C'est extrêmement difficile. Si on étend le nombre de places en crèches par exemple, que deviennent les 750 assistantes maternelles travaillant à Brest ? Il faut trouver un équilibre. En décembre 2006, le gouvernement a annoncé la création de 12 000 places par an pendant cinq années. Concrètement, nous n'avons rien vu en 2007. Il faudrait lancer un véritable plan national.

Et au niveau de la Ville de Brest, de nouvelles créations sont-elles prévues ?

L'année dernière, nous avons participé à la naissance de deux nouvelles crèches associatives. Cela représente 58 places supplémentaires, entre la crèche Jean-de-la-Fontaine (créée avec les Mutuelles de Bretagne) et les Poupig d'Armor, projet que nous montons avec les Amitiés d'Armor.
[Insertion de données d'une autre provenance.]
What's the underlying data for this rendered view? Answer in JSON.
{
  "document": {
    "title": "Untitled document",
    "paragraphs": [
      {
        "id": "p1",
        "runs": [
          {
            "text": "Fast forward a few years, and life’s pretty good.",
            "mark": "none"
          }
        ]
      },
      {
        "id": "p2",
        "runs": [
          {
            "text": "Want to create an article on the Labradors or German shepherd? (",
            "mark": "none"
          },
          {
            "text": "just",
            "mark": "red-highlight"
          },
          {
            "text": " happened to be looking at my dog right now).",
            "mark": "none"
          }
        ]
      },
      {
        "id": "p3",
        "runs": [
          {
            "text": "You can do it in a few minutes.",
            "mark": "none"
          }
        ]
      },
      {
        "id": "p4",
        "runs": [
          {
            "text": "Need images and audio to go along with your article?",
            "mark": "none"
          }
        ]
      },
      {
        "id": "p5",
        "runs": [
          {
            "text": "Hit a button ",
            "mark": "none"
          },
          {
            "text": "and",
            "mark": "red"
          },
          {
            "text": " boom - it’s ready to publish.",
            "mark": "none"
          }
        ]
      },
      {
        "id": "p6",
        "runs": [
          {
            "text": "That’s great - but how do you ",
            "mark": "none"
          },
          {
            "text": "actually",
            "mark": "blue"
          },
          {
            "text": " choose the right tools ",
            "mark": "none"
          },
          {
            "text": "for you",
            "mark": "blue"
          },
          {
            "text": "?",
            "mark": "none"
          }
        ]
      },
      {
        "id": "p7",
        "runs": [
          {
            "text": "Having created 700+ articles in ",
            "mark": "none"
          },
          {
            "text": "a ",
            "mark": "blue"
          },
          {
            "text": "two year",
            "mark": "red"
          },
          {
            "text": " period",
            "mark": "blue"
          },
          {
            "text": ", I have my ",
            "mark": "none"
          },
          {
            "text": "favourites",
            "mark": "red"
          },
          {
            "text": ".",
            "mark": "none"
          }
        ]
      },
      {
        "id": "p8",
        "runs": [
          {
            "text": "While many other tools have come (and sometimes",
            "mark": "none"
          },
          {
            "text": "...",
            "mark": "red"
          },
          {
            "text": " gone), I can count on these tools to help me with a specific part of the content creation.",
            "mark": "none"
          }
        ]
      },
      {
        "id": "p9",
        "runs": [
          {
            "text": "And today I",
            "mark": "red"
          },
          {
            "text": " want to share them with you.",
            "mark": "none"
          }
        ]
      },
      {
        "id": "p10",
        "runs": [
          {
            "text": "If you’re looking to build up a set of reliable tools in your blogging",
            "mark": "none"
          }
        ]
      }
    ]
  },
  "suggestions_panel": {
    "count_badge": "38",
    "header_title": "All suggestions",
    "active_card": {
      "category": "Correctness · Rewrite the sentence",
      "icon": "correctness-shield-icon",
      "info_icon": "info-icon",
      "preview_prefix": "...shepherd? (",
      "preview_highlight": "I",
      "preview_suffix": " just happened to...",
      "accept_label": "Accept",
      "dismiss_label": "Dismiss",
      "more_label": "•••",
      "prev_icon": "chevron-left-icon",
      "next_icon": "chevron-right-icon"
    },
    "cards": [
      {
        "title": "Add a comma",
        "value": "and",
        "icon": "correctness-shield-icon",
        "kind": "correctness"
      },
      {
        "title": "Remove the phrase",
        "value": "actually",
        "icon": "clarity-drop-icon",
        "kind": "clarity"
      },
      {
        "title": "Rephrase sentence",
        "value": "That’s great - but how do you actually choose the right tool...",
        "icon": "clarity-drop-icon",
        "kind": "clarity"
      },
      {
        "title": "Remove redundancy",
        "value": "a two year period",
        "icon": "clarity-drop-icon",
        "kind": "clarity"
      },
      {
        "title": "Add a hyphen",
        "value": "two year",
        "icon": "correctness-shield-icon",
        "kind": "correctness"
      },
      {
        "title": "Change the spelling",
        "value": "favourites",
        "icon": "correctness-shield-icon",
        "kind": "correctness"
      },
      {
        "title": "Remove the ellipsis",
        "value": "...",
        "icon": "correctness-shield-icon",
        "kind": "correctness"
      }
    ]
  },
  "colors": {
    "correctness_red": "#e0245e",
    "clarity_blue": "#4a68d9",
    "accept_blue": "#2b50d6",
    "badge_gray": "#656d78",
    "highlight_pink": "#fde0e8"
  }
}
Pour les places, nous faisons le choix d'accueillir d'abord les familles aux revenus les plus faibles, suivant le quotient familial de la Caisse d'allocations familiales. Concernant l'avenir, la crèche Frimousse, à Saint-Martin, va déménager dans des locaux plus adaptés. Cela devrait permettre de créer 16 à 20 places supplémentaires en 2009.

Nous avons aussi en projet l'extension de la crèche associative Graine de soleil, pour 2009 également, avec 20 à 30 nouvelles places. Il y a aussi la crèche P'tit Mousse, à Bellevue, que nous souhaiterions déménager dans de nouveaux locaux. Mais nous attendons encore les financements.

La demande de places augmente-t-elle ?

Les demandes restent stables depuis environ trois ou quatre ans. Chaque année, nous avons 1 800 naissances d'enfants brestois, et 562 places en crèches collectives.

Entre 1997 et 1999, nous avions trop de places en crèches. Nous avons, alors, été obligés de fermer une unité, qui a ensuite été rouverte en 2001. Cette fermeture s'explique, en partie, parce qu'il y avait moins de femmes à travailler.

Le besoin de places est lié à la situation économique d'une ville. C'est même un indicateur de bonne santé économique. En 1999-2000, il y a eu beaucoup de naissances, comme un petit baby-boom : on est monté à 2 000 naissances.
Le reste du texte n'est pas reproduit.